A gold loan is a loan in opposition to gold. It is a secured loan taken by the borrower from a lender by pledging their gold as collateral. A loan amount is provided typically up to 80% by some percentage of the gold, based on the current market cost and quality.
The gold loan section for organized commercial banks recorded the highest credit growth at 33.8% among all the sectors. While many people are looking to convert their gold holdings to meet their immediate needs.
The gold loan very skillful with banks has increased from Rs 46,415 crore to Rs 62,101 crore in 2020. Since March 2020, it has increased by 86.4%, or Rs 33,308 crore, RBI data shows. Industry insiders note this is only the business done by programmed commercial banks.
Gold loans will utility not just the requirement side but also the supply side vital, as many banks and their target this product segment adequate on account risk profile. Here the question is: When should you consider taking a gold loan?

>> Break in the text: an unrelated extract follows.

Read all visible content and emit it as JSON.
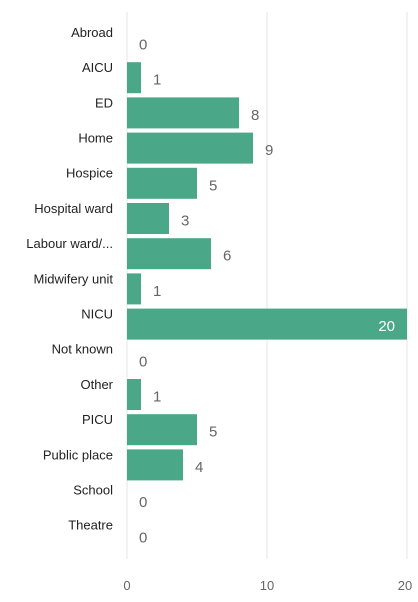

The main reason was to take the gold loan trends many businesses shut, jobs lost and salaries tearing after the pandemic began last year, their gold to borrow money to meet necessary expenditure as well as emergency medical requirements. Struggling small businesses may also have tried to raise their funds this way.
The gold loans had the secure option because the resale value, if the loan is not repaid, is higher than all security, for any bank.
Some private sector banks boost up the number of branches offering gold loans in rural India, where money lenders remain predictable. A lower interest rate on gold loans was another attraction parts for the borrower after the RBI slashed rates during the pandemic.
More importantly, it’s not just the recent process gold loans have continued in India for ages, carried on by moneylenders and pawnbrokers who operate in lanes by lanes across the country.
Without a valid credit score, they face many difficulties in getting loans from banks. With the massive demands of interest rates of local moneylenders as the reference, the deal offered by gold loan NBFCs was a compelling proposition by contrast.